A Revolução Haitiana representa uma das encruzilhadas da modernidade, em que a violência da escravidão foi emparedada pela luta negra por liberdade. Ao atingir o epicentro do colonialismo francês, provocar mudanças profundas na política global e mobilizar imaginários de medo e esperança que atravessaram o espaço e o tempo, a emergência do Haiti independente é componente indispensável do quebra-cabeças para entender a formação e os dilemas do mundo contemporâneo.
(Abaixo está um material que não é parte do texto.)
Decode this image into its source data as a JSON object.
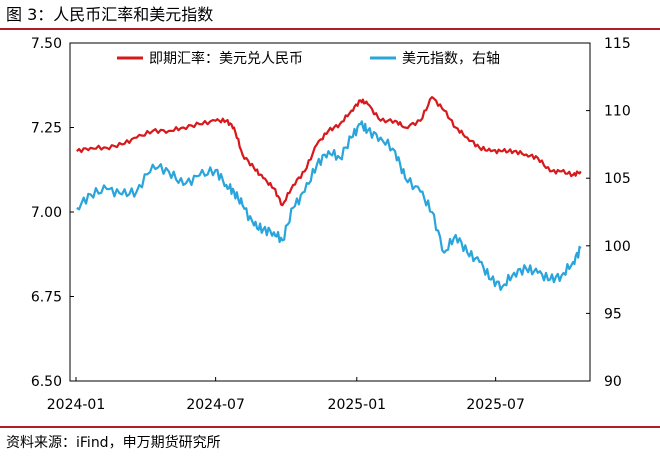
{
  "title": "图 3：人民币汇率和美元指数",
  "source": "资料来源：iFind，申万期货研究所",
  "colors": {
    "spot": "#d7191c",
    "dxy": "#2aa5dc",
    "rule": "#b01f24"
  },
  "chart_data": {
    "type": "line",
    "title": "",
    "xlabel": "",
    "ylabel": "",
    "x_ticks": [
      "2024-01",
      "2024-07",
      "2025-01",
      "2025-07"
    ],
    "y_left": {
      "range": [
        6.5,
        7.5
      ],
      "ticks": [
        "7.50",
        "7.25",
        "7.00",
        "6.75",
        "6.50"
      ]
    },
    "y_right": {
      "range": [
        90,
        115
      ],
      "ticks": [
        "115",
        "110",
        "105",
        "100",
        "95",
        "90"
      ]
    },
    "legend": "top",
    "grid": false,
    "series": [
      {
        "name": "即期汇率：美元兑人民币",
        "axis": "left",
        "x": [
          "2024-01-02",
          "2024-01-20",
          "2024-02-10",
          "2024-03-01",
          "2024-03-20",
          "2024-04-10",
          "2024-05-01",
          "2024-05-20",
          "2024-06-10",
          "2024-07-01",
          "2024-07-15",
          "2024-07-25",
          "2024-08-05",
          "2024-08-20",
          "2024-09-01",
          "2024-09-15",
          "2024-09-26",
          "2024-10-10",
          "2024-10-25",
          "2024-11-10",
          "2024-11-25",
          "2024-12-10",
          "2024-12-25",
          "2025-01-06",
          "2025-01-15",
          "2025-02-01",
          "2025-02-20",
          "2025-03-05",
          "2025-03-25",
          "2025-04-09",
          "2025-04-25",
          "2025-05-10",
          "2025-05-25",
          "2025-06-10",
          "2025-06-25",
          "2025-07-10",
          "2025-07-25",
          "2025-08-10",
          "2025-08-25",
          "2025-09-10",
          "2025-09-25",
          "2025-10-10",
          "2025-10-20"
        ],
        "values": [
          7.18,
          7.19,
          7.19,
          7.2,
          7.22,
          7.24,
          7.24,
          7.25,
          7.26,
          7.27,
          7.27,
          7.25,
          7.17,
          7.13,
          7.1,
          7.07,
          7.02,
          7.08,
          7.12,
          7.2,
          7.24,
          7.26,
          7.3,
          7.33,
          7.32,
          7.27,
          7.27,
          7.25,
          7.27,
          7.34,
          7.3,
          7.25,
          7.22,
          7.19,
          7.18,
          7.18,
          7.18,
          7.17,
          7.16,
          7.12,
          7.12,
          7.11,
          7.12
        ]
      },
      {
        "name": "美元指数，右轴",
        "axis": "right",
        "x": [
          "2024-01-02",
          "2024-01-20",
          "2024-02-10",
          "2024-03-01",
          "2024-03-20",
          "2024-04-10",
          "2024-05-01",
          "2024-05-20",
          "2024-06-10",
          "2024-07-01",
          "2024-07-15",
          "2024-07-25",
          "2024-08-05",
          "2024-08-20",
          "2024-09-01",
          "2024-09-15",
          "2024-09-26",
          "2024-10-10",
          "2024-10-25",
          "2024-11-10",
          "2024-11-25",
          "2024-12-10",
          "2024-12-25",
          "2025-01-06",
          "2025-01-15",
          "2025-02-01",
          "2025-02-20",
          "2025-03-05",
          "2025-03-25",
          "2025-04-09",
          "2025-04-25",
          "2025-05-10",
          "2025-05-25",
          "2025-06-10",
          "2025-06-25",
          "2025-07-10",
          "2025-07-25",
          "2025-08-10",
          "2025-08-25",
          "2025-09-10",
          "2025-09-25",
          "2025-10-10",
          "2025-10-20"
        ],
        "values": [
          102.8,
          103.8,
          104.2,
          103.8,
          104.0,
          106.0,
          105.5,
          104.5,
          105.2,
          105.6,
          104.5,
          104.0,
          103.0,
          101.5,
          101.2,
          101.0,
          100.4,
          102.8,
          104.0,
          106.0,
          107.0,
          106.5,
          108.0,
          109.0,
          108.5,
          108.0,
          107.0,
          105.0,
          104.0,
          102.5,
          99.5,
          100.8,
          99.5,
          98.8,
          97.5,
          97.0,
          98.0,
          98.3,
          98.0,
          97.5,
          97.8,
          98.8,
          99.8
        ]
      }
    ]
  }
}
No entanto, como argumentava Michel-Rolph Trouillot, por muito tempo a Revolução Haitiana foi silenciada, trivializada e estereotipada nas narrativas do ocidente. Felizmente, resultado do esforço de pesquisadores e pesquisadoras nas últimas décadas, esse cerco de abafamento foi rompido, acarretando o florescimento cada vez mais plural de estudos sobre o assunto.
O livro de Bethânia Pereira é parte desse movimento e vai ao encontro do crescente interesse do público brasileiro na temática. Leitores e leitoras terão em mãos uma obra que, de forma objetiva e didática, apresenta o complexo panorama em torno da Revolução Haitiana, retirando-a da excepcionalidade e do isolamento histórico. Para tanto, Bethânia reconstrói os eventos no Caribe a partir das demandas e percepções construídas pelas populações da diáspora africana, dentro de uma ampla paisagem do Atlântico revolucionário. Fruto de uma compromissada trajetória de investigação, o livro também traz uma bibliografia fundamental e atualizada sobre a temática, além do diálogo com fontes primárias e escritores da época, a exemplo de Moreau de Saint-Méry, Thomas Madiou e Beaubrun Ardouin.
Assim, a obra não é só uma porta de entrada ao entendimento da Revolução Haitiana, mas também um convite para conhecer os horizontes de liberdade do Atlântico Negro, constitutivos do nosso passado e do nosso presente.